Health care is Bump’s stump

Aug 6, 2010 | The Lowell Sun

State Auditor candidate Suzanne Bump said yesterday one of her first orders of business, if elected, will be to streamline the state’s health-care system.

Bump, a Democrat, thinks transitioning from MassHealth to the Medical Security Program and Medicaid as the result of a job loss or other circumstance is too confusing.

“These agencies do not communicate with each other, making it as difficult as you can possibly imagine,” said Bump, 54. “The onus should not be on the consumer to figure it out.”

Bump, one of three Democrats vying for the chance to be the party’s nominee this fall, sat down yesterday, a little over a month before the Sept. 14 primary, for an interview with Sun editors and a reporter.

Bump, a 1978 graduate of Suffolk Law School, was an elected state representative from Braintree from 1985 to 1993. After losing her re-election bid, she helped her son start a law practice, focusing on small businesses and nonprofit agencies.

Most recently, Bump served as Gov. Deval Patrick’s secretary of Labor and Workforce Development from 2007 to 2009.

Bump is competing against Worcester County Sheriff Guy Glodis and political newcomer Mike Lake.

With outgoing Auditor Joe DeNucci set to retire after 24 years, Bump said her experience inside and outside state government gives her the perspective and know-how to make a difference on Beacon Hill.

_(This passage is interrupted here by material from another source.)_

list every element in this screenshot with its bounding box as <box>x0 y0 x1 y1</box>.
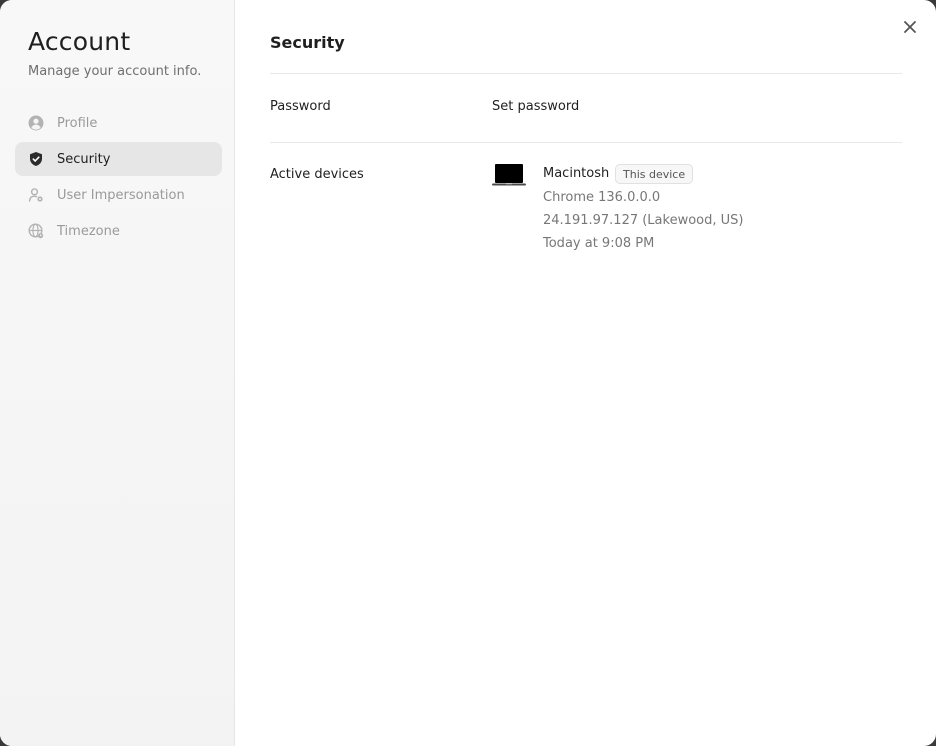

“In order to have an auditor serve as a catalyst for change, you need your auditor to have integrity,” Bump said. “To achieve reform, you need to have some political skill.”

Bump said her role as auditor, if elected, will be to look for more efficient ways for government agencies to operate and spend money. Although state agencies must be audited every two years, Bump said the department can focus on a particular agency based on tips from constituents, requests from the Legislature or media reports.

“What I want to build upon is to not just do financial audits but thorough performance audits,” Bump said. “There are so many tools available to us to determine if an agency could be run better.”

Bump said she will scrutinize tax credits and other tax incentives offered to Massachusetts businesses to ensure that they are providing the benefits they were originally designed to provide. Bump plans to first examine economic development tax incentives, which are estimated to cost the state $1.7 billion in fiscal 2011.

Bump grew up in Whitman, where her father was a funeral director and her mother a homemaker. She commuted to Boston College and lived for more than 20 years in Braintree with her husband, Paul McDevitt, of Dorchester. They now reside in the Berkshires town of Great Barrington but spend the workweek in South Boston.

“If you told me a year ago I would be doing this, I would have told you were crazy,” Bump said. “But I have a passion to make government work.”